16/06/2025 2 articles lesakerfrancophone.fr  7min #281287

Les guerres de religion françaises - Un exemple presque parfait de crise structurelle et démographique (Partie I)

Par Peter Turchin − Le 18 mai 2025 − Source  Cliodynamic

Henri de Navarre et Marguerite de Valois -  Source

L'une des raisons (peut-être la plus importante !) de mon intérêt durable pour l'histoire, qui m'a finalement conduit à la cliodynamique, est que mon genre littéraire préféré pendant mon enfance était les romans historiques. Aujourd'hui, maintenant que je comprends beaucoup mieux les processus qui régissent la dynamique historique, je me rends compte que la grande majorité de ces romans se déroulaient pendant des périodes de désintégration (de crise). Par exemple, deux de mes romans préférés sont La Reine Margot d'Alexandre Dumas et Chronique du règne de Charles IX de Prosper Mérimée. Tous deux décrivent les conflits entre les élites pendant les guerres de religion en France (ci-après les GDRF).

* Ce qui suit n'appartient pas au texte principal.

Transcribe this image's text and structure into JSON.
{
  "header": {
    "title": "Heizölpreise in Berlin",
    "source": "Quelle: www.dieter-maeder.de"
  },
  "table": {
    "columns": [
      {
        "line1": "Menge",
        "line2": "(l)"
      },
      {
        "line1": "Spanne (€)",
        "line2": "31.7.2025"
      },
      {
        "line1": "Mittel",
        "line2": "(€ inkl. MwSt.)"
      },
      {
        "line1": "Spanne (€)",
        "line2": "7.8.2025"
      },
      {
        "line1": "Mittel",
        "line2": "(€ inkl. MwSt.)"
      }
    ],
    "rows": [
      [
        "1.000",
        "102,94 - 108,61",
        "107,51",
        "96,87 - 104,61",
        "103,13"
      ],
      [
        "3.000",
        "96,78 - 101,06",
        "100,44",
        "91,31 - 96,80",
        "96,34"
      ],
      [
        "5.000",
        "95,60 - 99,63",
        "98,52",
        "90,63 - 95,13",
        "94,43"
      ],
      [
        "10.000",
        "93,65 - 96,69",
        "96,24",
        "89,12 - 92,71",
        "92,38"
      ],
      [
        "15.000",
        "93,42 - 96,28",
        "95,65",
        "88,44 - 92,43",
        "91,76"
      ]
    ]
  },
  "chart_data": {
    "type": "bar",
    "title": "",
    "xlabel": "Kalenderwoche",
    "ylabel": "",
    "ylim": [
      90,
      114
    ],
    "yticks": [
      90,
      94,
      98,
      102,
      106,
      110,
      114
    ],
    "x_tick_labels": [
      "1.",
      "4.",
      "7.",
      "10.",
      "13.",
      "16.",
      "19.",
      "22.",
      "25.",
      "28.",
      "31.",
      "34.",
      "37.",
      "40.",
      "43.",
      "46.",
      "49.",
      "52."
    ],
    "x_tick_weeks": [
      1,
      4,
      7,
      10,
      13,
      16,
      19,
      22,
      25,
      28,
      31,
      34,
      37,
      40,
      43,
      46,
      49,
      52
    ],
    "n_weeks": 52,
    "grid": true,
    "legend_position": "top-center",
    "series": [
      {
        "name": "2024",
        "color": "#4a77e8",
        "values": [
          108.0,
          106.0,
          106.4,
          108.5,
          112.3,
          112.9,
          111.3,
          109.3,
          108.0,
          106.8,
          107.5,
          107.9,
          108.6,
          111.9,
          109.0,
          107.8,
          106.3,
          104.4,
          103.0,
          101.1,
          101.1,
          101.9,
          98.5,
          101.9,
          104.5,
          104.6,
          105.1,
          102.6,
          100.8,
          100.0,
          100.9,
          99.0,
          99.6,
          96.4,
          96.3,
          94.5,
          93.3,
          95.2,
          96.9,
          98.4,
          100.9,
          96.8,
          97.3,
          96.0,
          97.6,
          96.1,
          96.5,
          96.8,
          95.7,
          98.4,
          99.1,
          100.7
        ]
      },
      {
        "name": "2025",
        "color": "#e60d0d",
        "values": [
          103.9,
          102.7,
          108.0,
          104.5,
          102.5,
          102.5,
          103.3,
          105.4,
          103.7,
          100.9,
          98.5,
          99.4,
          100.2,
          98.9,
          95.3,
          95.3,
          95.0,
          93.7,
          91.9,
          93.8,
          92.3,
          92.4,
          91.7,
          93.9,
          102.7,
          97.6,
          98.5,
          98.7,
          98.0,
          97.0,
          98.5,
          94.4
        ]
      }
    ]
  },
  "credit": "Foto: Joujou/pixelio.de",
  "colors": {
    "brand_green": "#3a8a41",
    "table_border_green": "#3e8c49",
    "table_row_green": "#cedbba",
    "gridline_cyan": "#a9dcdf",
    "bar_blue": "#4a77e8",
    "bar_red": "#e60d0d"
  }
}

J'ai demandé à ChatGPT de me donner une explication en une phrase des causes de cette guerre civile sanglante et longue. Voici ce qu'il m'a répondu : « Les guerres de religion en France ont été principalement causées par des tensions croissantes entre catholiques et protestants (huguenots) en France, alimentées par l'intolérance religieuse, les rivalités politiques entre les familles nobles et une monarchie faible incapable de maintenir l'ordre. » Cette réponse résume parfaitement l'histoire standard telle qu'elle est présentée dans les livres d'histoire populaires ou les encyclopédies en ligne (les LLM, tels que ChatGPT, sont très doués pour résumer ce genre de connaissances générales).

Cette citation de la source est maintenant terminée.